Le livre de Singer ne sera traduit que très tardivement en 1993, en France,où le débat est plus récent que dans le monde anglo-saxon. Le terme « spécisme » n’a d’ailleurs fait son apparition qu’en 2010 dans les dictionnaires français. Plus présent dans le monde anglo-saxon, l’antispécisme entre de plus en plus souvent dans les radars des médias et de l’opinion publique française depuis quelques années grâce notamment aux actions spectaculaires de l’association L214. Créée en 2008, cette organisation militante s’est fait connaître en diffusant entre octobre 2015 et février 2017, huit films tournés à l’intérieur d’abattoirs français, dont celui certifié bio de Vigan.

Dans l’Hexagone, la cause dispose par ailleurs depuis quelques années de quelques porte-voix de poids tels que le journaliste-vedette Aymeric Caron. Végétarien, l’ancien chroniqueur de l’émission On n’est pas couché avait déjà publié No Steak (J’ai Lu) en 2013 dans lequel il prédisait l’extinction de la consommation de viande d’ici 2050 avec l’épuisement des ressources naturelles et la surpopulation. L’an dernier, il récidive avec un essai sobrement intitulé Antispéciste dans lequel il appelle à l’essor d’un « nouvel humanisme » qui prendrait mieux en compte les animaux et la création à la place du Sénat d’une Assemblée naturelle qui représenterait les intérêts de ces derniers.
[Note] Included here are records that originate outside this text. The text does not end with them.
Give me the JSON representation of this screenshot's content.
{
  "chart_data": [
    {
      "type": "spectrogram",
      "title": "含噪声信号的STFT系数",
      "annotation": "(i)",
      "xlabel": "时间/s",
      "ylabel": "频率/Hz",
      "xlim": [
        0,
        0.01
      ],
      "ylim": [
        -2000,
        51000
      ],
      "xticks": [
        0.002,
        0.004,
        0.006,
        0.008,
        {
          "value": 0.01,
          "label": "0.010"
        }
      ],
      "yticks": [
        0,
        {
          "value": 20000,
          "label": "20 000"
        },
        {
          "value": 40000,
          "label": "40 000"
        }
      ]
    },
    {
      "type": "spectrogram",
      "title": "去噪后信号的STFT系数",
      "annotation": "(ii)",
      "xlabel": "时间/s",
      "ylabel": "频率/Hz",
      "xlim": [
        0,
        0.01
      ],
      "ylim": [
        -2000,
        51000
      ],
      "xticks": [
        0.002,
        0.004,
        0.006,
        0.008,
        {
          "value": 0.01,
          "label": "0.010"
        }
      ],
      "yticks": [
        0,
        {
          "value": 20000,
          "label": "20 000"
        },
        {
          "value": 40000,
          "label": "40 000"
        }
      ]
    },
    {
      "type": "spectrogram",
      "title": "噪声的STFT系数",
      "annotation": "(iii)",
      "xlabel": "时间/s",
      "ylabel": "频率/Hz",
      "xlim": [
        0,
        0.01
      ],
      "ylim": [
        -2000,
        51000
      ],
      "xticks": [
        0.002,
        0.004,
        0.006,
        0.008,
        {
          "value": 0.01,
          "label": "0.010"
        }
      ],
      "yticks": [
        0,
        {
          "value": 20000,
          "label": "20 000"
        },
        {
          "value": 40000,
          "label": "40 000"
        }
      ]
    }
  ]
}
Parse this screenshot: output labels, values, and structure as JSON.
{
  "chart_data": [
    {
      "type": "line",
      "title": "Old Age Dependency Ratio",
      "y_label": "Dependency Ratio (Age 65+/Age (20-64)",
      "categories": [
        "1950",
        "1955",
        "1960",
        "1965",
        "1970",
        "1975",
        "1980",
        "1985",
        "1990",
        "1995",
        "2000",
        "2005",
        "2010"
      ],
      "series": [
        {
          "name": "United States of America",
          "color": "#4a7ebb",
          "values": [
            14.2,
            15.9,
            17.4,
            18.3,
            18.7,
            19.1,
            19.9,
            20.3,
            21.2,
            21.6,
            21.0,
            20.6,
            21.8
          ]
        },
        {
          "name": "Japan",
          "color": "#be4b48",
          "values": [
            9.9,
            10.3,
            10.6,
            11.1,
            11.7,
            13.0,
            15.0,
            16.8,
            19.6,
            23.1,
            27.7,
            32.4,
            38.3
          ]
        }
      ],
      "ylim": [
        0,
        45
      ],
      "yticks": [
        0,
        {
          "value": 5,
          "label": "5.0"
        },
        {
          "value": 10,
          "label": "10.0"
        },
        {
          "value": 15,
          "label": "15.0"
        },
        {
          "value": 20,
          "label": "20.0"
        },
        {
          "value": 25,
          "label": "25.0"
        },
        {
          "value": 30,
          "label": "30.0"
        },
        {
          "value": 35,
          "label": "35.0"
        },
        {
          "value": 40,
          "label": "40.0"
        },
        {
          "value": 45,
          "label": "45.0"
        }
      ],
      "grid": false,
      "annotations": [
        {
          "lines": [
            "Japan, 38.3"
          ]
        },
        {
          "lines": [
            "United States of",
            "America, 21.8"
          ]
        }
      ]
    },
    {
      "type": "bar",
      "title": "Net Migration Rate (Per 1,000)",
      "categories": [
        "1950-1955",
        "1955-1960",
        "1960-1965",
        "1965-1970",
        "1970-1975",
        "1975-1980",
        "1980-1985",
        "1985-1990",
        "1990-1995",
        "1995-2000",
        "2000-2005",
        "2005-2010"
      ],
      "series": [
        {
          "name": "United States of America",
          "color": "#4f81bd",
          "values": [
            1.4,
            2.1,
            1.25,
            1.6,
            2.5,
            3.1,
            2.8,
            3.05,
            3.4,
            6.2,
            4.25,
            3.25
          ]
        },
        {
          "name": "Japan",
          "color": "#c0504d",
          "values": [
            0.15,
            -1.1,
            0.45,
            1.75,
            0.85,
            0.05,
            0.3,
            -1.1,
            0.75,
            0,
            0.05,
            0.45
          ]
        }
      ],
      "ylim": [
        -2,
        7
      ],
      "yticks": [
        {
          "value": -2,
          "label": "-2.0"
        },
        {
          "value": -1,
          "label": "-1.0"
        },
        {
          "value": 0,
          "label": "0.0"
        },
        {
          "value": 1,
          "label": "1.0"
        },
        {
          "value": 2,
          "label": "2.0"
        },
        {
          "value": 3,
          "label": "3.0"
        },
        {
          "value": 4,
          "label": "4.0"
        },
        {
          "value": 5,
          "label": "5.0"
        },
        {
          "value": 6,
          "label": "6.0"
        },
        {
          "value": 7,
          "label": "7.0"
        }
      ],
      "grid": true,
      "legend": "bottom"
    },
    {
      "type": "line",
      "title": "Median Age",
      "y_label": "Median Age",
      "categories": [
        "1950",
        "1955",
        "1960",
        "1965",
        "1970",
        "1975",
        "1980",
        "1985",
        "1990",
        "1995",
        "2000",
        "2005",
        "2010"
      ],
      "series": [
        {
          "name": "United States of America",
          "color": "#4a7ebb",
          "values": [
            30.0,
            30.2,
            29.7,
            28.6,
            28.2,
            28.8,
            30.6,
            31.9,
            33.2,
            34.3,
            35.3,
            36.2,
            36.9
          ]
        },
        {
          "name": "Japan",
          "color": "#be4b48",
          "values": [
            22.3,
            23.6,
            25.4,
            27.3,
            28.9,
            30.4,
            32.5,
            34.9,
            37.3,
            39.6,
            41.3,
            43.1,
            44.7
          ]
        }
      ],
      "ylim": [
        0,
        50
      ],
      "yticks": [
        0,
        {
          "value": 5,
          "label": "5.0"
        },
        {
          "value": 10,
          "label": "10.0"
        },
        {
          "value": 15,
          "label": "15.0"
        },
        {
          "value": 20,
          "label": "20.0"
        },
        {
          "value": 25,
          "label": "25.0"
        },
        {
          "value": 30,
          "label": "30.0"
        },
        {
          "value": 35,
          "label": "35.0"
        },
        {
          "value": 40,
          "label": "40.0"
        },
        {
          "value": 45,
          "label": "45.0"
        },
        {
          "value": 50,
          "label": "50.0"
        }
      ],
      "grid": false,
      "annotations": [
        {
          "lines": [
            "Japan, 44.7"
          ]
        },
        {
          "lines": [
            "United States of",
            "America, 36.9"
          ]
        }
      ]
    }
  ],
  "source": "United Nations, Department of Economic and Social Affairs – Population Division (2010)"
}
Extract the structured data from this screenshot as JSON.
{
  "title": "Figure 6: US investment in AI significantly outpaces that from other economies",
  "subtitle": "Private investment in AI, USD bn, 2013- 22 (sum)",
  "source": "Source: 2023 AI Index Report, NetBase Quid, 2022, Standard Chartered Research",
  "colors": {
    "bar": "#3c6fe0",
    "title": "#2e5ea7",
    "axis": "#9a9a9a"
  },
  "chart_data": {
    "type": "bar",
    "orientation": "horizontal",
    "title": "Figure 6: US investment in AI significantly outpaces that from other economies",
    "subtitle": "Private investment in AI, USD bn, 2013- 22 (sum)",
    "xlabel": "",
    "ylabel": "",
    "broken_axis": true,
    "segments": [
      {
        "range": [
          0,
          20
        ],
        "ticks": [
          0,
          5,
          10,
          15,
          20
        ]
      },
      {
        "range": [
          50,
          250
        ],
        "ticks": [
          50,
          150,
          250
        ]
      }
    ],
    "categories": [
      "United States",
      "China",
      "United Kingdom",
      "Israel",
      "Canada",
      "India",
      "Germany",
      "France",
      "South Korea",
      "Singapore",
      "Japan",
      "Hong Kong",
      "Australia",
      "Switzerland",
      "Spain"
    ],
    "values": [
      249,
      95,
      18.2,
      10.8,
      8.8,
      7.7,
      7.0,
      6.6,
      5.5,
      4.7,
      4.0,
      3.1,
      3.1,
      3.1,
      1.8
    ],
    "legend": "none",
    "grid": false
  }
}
Mais la notion de « spécisme » s’est aussi attiré des détracteurs. Professeur à l’Ecole normale supérieure, Francis Wolf estimait ainsi l’an dernier dans Ouest-France que « proclamer l’égalité des êtres humains a un sens politique et moral, mais proclamer l’égalité du loup et de l’agneau, du chien et de ses puces, n’a aucun sens. La notion de "droits des animaux" est donc contradictoire ». L’enseignant va jusqu’à dresser un parallèle avec le nazi Hermann Göring, qui menaçait de déporter « ceux qui pensent encore qu’ils peuvent continuer à traiter les animaux comme une propriété inanimée ». Pour lui, l’égalité entre individus s’arrête aux humains et ne s’étend pas aux animaux.

Même son de cloche du côté de Chantal Delsol qui s’agace d’une « dévalorisation de l’être humain » et d’une « barbarie nouvelle ». « En prétendant que les animaux sont des personnes, on ne les élève pas, mais on diminue et ridiculise le statut de personne », écrit la philosophe dans une tribune au Figaro.

Reste que face aux scandales à répétition, l’idée d’une meilleure prise en compte du statut de l’animal fait doucement son chemin, portée notamment par des personnalités politiques comme le député socialiste Olivier Falorni. Ce dernier fait partie de ceux qui ont porté une modification pour accorder le statut d’être « sensible » aux animaux dans le Code civil.

En janvier dernier, une loi relative au « respect de l’animal en abattoir » a ainsi été en partie adoptée à l’Assemblée. Elle porte quelques propositions phares pour tenter de remédier, dont la création d’un délit pénal de maltraitance animale ou l’installation de caméras de surveillance dans les abattoirs pour pallier l’insuffisance des contrôles vétérinaires.